FOMO and Its Fallout: How Hasty AI Deployments Cause Operational Chaos
We’ve already seen what can happen when businesses jump all in without having a strategy – chaos among staff and IT. In fact, 60% of IT decision makers who we surveyed in 2024 admitted that their driving factor for investing in AI was FOMO. Yes, fear of missing out on the next big thing and potentially allowing rivals to get one step ahead caused knee jerk reactions for many decision makers.
Fast forward a year to ABBYY’s most recent study – conducted by Opinium Research in July – showing that business leaders have increased spending on the latest technology, GenAI, yet most are struggling to work with it. Nearly a third (31%) discovered training GenAI models is harder than expected, while 28% say the tools were difficult to integrate due to challenges with data and current processes. In addition, 26% did not have proper governance, and worryingly, a fifth (21%) say staff are misusing GenAI tools and the same number are suffering potentially harmful hallucinations.
But here’s the kicker. The majority of respondents admitted to needing other technologies to save the day. 1 in 4 (40%) of US businesses introduced AI agents, over a third (36%) turned to process intelligence, 31% augmented with Document AI, and 23% added retrieval augmented generation (RAG).
The Multi-Tool Approach: Combining GenAI with Complementary Technologies
Enhancing GenAI with these other technologies resulted in business leaders seeing better consistency of outputs (58%), better integration into existing workflows (50%), more accurate and reliable results (48%), greater cost efficiency and savings (44%) and increased user trust (42%).
The lesson is clear, indiscriminate spending on GenAI often fails to deliver value. Businesses are spending money on tools that promise more than they can provide. In some cases, they don’t even need it. It’s actions like this that fuel fears of an AI bubble as companies reflect on their failures, with potentially low ROI starting to ring alarm bells. When leaders stop following the herd by continuing to throw money at the latest shiny technology, the AI bubble will stop inflating.
Strategic Steps Forward
Before moving forward with leveraging GenAI tools or agentic AI, businesses need to first evaluate current processes and create a visibility map of the workflow using sophisticated data analytics tools that flag problems, pinpoint automation opportunities and monitor performance.
The OpenAI’s of the world will continue to disrupt, bringing new ways to solve real world problems – but they will never be a one-stop-shop. Other vendors and technologies will always be needed to get there. The Wall Street Journal recently noted that LLMs may get the hype, but small models are necessary to get the value companies need from their tools. It cites a study from Nvidia and the Georgia Institute of Technology which noted that AI agents are being used for narrow, repetitive tasks which small language models are much more suited to. People will start to recognize how they can keep costs down, realizing that there is no need to train a model on 30,000 documents and burn through compute for something a regular expression could do just as well. Also, the open-source community is advancing rapidly, giving customers more options to choose from and experiment with.
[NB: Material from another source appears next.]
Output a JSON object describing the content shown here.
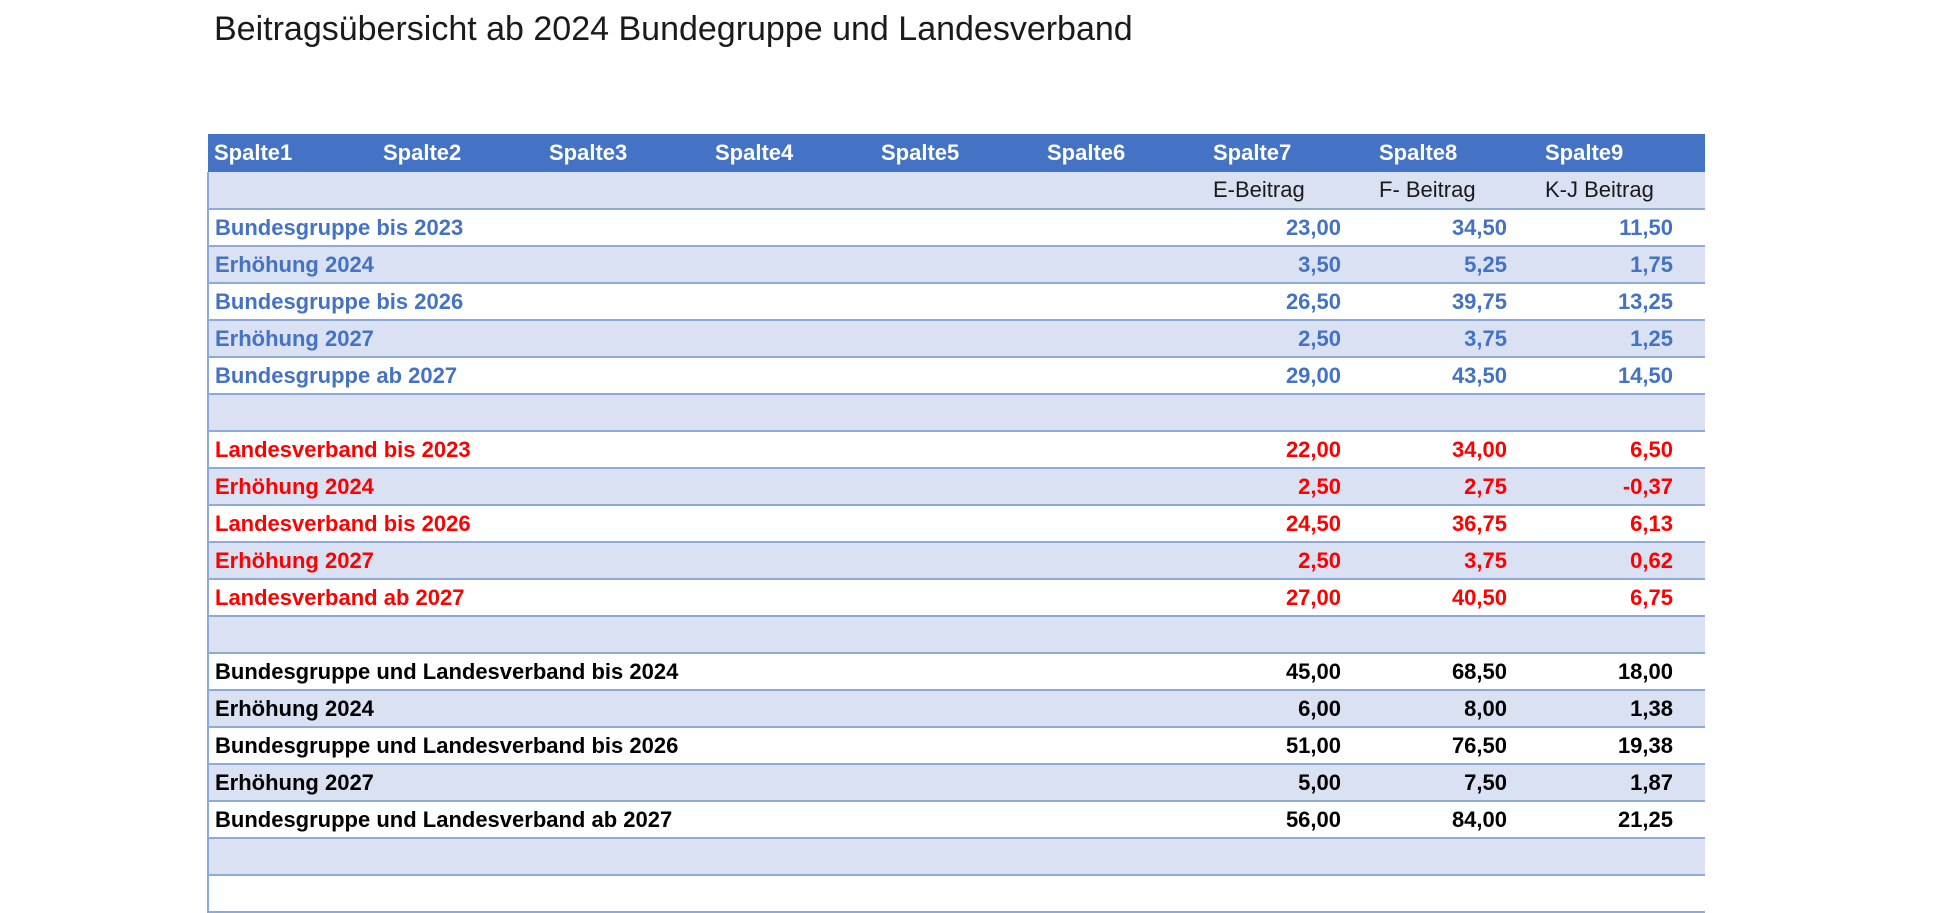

So, to sum up, there will still be ample investments in AI in 2026, but on more purpose-built tools that are focused on solving a real business problem, as the C-suite realigns priorities and takes stock of the impact needed vs promises delivered thus far. Vendors that define a path to success and use technology with common sense will prevail – and that AI boom will keep on expanding, driven by strategy, tangible revenue and demand, not hype.